Educação Municipal

opiniao

| Arlete Piai

Pesquisas provam que não há fator mais importante para o sucesso do aluno na escola que o bom professor. Esse fator é mais decisivo que o tamanho das redes de ensino, que o número de horas que o aluno permanece na escola, que as diferenças socioeconômicas entre os estudantes. Por isso, mergulhar no universo da educação é ato insubstituível se é que se deseja um país mais ético, mais sério e com crescimento sustentável.

Os países com os melhores resultados educacionais do mundo como Finlândia, Suécia, Noruega, Japão, Estados Unidos, Coreia do Sul investiram maciçamente na educação, pela consciência de que só uma população preparada faculta o crescimento da nação.

Senhor prefeito Nelson Bugalho, escrevi nesta coluna um artigo declarando que votei no senhor como também a grande maioria dos professores da escola municipal, e aguardávamos suas ações, porque o êxito ou o fracasso do Sistema de Ensino Municipal depende do olhar e postura do prefeito.

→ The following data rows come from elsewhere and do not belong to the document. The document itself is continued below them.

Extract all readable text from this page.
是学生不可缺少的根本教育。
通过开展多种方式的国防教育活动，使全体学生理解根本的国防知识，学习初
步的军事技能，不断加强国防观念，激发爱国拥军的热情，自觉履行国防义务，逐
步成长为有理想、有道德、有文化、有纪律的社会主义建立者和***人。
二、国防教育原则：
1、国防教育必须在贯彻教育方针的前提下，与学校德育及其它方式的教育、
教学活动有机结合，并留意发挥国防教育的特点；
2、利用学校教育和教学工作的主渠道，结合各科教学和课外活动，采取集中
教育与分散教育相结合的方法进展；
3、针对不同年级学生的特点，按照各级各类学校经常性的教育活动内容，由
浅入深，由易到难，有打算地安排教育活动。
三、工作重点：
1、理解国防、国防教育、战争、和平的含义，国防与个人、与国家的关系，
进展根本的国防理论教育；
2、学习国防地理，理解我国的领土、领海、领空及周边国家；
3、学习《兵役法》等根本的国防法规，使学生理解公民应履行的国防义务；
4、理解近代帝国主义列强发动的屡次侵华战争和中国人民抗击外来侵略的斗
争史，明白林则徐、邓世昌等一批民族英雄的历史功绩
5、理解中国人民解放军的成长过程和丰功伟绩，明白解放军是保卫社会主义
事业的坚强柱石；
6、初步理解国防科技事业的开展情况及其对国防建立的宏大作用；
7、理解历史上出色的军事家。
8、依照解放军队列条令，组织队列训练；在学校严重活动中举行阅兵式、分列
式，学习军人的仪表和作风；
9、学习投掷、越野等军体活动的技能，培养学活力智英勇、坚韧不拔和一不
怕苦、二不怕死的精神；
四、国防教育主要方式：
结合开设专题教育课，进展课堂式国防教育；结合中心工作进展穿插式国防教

E o senhor mostrou postura favorável à educação municipal. Entretanto, estamos perplexos com o seu decreto 28.645/2018 que pode até diminuir o salário dos professores e consequentemente prejudicar a educação. Vejamos: A) Suspensão de 60 dias de licença prêmio em pecúnia, ou seja, não deverão ser pagos. B) Proibição aos professores “da venda” de 10 dias de suas próprias férias. Esses 10 dias oportunizam aos professores chegarem à escola antes do início do ano letivo, conhecer a nova classe, mais tempo para o planejamento etc. C) Redução das horas suplementares em 20%. Diminuir a carga suplementar dos professores, além de reduzir os salários deles, significa prejuízo aos alunos. É com a carga suplementar que os alunos mais fracos têm aulas de reforço; os professores substituem faltas de colegas para que os alunos não partam para as ruas; cuidam dos alunos para que eles permaneçam na escola em horários vagos jogando ou realizando atividades saudáveis.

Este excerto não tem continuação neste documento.